Laura Bondank, Brent Skorup, and Matthew Cavedon
In May 2019, a gunman robbed the Call Federal Credit Union in Midlothian, Virginia. After investigations stalled, law enforcement secured a “geofence warrant” directing Google to produce location history records for every device within a 300-meter diameter of the bank. This yielded 19 records for Google users. Officers then narrowed their focus to some of those users and demanded that Google produce records of their travel in the hours before and after the crime, along with their identifying information. One of the users identified in this final step was Petitioner Okello Chatrie.
After obtaining his location history records and identifying information from Google, the government indicted Chatrie on robbery and firearms charges. He moved to suppress his location history records, arguing that the geofence warrant violated his Fourth Amendment rights. The district court held that the geofence warrant may have been unconstitutional but admitted the evidence under the good-faith exception.
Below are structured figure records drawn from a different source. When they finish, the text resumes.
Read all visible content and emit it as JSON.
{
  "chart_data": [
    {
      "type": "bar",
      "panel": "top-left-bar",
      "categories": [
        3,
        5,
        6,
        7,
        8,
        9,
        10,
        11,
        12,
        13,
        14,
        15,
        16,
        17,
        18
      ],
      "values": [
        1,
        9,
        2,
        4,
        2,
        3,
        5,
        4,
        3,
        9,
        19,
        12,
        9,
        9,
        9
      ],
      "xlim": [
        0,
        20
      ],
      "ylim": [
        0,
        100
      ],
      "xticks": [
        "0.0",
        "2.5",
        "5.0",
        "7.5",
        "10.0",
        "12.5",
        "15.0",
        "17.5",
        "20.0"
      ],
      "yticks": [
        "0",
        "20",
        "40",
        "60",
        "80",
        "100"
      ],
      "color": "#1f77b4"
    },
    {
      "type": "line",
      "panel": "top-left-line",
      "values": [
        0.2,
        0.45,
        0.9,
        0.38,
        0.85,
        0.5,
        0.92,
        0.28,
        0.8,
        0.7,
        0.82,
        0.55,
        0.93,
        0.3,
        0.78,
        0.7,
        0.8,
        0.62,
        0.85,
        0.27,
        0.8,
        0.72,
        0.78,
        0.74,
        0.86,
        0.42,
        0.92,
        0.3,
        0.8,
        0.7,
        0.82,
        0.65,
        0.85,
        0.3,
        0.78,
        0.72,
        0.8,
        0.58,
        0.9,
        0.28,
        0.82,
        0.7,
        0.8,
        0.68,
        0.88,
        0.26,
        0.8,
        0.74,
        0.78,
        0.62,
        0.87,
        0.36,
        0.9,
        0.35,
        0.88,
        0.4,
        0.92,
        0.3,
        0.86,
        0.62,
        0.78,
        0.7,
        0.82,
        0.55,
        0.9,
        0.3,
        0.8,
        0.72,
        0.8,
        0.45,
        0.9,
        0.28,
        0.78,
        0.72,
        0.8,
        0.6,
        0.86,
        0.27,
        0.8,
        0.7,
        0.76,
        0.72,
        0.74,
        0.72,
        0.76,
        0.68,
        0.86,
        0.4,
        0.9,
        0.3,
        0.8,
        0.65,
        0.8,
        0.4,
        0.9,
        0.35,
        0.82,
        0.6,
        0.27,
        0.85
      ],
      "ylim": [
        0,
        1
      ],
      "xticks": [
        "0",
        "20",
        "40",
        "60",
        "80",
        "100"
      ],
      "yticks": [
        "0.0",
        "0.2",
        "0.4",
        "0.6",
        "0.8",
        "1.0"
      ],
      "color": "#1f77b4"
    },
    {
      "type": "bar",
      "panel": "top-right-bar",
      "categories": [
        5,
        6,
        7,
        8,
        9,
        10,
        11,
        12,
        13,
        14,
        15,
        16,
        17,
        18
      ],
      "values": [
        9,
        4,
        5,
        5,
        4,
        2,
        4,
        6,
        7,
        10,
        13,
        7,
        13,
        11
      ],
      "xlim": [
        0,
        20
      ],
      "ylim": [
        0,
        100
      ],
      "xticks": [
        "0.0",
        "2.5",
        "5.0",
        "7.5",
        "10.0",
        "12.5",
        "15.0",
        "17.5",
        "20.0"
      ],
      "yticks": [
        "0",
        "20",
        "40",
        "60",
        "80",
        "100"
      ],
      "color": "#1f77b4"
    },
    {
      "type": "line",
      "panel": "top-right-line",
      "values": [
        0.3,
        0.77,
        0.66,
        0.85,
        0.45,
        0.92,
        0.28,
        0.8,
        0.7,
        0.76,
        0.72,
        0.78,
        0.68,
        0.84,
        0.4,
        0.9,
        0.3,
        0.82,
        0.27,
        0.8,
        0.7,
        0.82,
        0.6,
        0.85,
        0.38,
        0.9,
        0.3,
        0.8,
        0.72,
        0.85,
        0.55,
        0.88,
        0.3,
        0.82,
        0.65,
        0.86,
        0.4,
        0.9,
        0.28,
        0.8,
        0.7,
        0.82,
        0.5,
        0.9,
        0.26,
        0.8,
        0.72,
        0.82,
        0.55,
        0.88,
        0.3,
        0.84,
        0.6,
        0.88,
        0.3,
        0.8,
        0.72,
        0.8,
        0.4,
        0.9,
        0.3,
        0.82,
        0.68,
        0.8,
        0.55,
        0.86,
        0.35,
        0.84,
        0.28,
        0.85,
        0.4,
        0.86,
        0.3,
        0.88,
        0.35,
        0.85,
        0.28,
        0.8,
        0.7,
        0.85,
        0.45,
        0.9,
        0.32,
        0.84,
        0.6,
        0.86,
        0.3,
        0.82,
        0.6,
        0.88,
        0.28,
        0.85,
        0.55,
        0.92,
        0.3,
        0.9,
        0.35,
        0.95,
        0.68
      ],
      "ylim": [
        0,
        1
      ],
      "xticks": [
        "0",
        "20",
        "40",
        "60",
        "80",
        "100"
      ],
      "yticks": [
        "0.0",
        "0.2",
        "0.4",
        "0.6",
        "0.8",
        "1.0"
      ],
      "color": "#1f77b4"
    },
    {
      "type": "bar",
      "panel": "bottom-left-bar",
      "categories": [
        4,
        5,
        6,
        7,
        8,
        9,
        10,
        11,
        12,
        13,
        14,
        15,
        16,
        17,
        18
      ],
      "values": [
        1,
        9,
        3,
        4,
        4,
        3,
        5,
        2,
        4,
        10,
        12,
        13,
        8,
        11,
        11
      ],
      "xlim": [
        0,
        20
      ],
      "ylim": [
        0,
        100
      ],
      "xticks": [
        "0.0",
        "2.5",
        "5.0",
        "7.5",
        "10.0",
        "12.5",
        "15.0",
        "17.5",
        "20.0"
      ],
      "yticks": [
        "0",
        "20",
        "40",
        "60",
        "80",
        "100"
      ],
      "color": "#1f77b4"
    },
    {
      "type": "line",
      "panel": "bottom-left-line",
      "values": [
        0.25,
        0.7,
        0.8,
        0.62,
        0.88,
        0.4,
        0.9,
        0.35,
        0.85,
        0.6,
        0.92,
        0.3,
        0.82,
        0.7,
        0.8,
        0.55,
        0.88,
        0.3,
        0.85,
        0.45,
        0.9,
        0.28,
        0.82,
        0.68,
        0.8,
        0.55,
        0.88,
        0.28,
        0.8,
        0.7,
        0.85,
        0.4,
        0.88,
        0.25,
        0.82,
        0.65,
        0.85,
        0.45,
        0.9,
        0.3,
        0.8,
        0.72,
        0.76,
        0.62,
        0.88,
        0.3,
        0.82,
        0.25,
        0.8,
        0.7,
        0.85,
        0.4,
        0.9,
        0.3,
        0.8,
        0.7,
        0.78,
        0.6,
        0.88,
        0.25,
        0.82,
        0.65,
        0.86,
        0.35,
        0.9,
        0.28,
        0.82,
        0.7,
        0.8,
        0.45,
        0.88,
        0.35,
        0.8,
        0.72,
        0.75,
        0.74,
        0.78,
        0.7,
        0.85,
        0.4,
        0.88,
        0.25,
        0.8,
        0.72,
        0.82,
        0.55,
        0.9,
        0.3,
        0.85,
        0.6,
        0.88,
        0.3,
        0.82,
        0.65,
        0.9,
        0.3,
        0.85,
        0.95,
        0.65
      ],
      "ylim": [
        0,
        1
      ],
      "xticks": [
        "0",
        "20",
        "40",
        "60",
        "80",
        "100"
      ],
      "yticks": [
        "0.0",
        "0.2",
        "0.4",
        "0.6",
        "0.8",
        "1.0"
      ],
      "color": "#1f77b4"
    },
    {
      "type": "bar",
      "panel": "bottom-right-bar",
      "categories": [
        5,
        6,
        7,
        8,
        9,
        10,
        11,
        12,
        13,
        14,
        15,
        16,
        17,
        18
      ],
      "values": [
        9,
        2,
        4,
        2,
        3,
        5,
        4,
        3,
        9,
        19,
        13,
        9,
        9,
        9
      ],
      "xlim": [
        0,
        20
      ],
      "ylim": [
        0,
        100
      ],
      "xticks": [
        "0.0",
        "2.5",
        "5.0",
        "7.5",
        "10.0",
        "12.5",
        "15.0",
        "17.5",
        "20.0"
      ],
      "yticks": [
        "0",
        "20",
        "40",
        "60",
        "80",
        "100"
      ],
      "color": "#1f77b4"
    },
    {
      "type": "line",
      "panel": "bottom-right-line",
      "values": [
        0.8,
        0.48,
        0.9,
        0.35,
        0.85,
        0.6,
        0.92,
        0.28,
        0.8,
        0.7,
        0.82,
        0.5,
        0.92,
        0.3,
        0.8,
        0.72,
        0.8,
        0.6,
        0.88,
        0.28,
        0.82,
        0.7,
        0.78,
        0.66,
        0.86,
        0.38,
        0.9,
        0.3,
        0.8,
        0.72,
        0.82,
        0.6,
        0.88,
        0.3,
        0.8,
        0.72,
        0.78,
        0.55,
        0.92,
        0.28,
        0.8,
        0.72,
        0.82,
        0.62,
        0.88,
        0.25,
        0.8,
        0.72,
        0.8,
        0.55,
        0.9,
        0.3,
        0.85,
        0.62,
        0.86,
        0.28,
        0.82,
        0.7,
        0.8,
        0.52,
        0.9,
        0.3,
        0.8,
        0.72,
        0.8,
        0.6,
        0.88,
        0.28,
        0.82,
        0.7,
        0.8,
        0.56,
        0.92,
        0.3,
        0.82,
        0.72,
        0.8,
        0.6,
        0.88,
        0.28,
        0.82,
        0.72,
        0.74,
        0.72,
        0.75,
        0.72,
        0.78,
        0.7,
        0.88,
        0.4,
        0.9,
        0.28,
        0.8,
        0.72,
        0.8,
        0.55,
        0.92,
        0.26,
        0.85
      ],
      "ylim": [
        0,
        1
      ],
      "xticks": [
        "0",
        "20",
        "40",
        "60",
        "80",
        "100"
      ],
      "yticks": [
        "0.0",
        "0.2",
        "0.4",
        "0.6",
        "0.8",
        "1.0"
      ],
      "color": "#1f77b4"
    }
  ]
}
A divided Fourth Circuit panel affirmed on different grounds, holding that no search occurred because Chatrie voluntarily exposed his location history to Google, suggesting that law enforcement needed no warrant at all. On rehearing, the full Fourth Circuit court affirmed in a single-sentence opinion. However, the court divided 7–7 across multiple concurring opinions on whether a Fourth Amendment search occurred.
Lower courts are plainly struggling to apply the Fourth Amendment in this context. Cato filed an amicus brief to emphasize three areas in which guidance from this Court is urgently needed in cases involving digital records.
First, in determining whether a search occurred, the panel relied solely on Katz v. United States and the reasonable expectation of privacy test. This Court should instruct lower courts that their first duty is to rigorously apply the original public meaning of “search.” A “search” occurs when the government undertakes an investigatory act designed to reveal private information. That is precisely what the government did at each step of this geofence process.
Second, in applying Katz, many judges tersely dismissed the notion that Chatrie had a property interest in his location history records. Yet under state law and Google’s user agreements, Chatrie may own his location history records. Property rights lie at the heart of the Fourth Amendment, and they do not dissolve merely because one’s records are stored by a third party.
Finally, this Court should clarify that in cases like this—where information is disclosed in multiple stages—each step constitutes a new search. Each step yields new records and new information and therefore requires separate review and authorization by a neutral magistrate.
Warrants issued to technology companies for users’ records—to build leads and suspect lists—are rapidly becoming an important tool for law enforcement. If a single warrant can authorize successive and increasingly invasive searches of millions of people’s digital records, the Fourth Amendment’s guarantee to be secure in our “persons, houses, papers, and effects, against unreasonable searches and seizures” will be rendered hollow.
Cato has asked that the Court clarify these issues and reverse the judgment.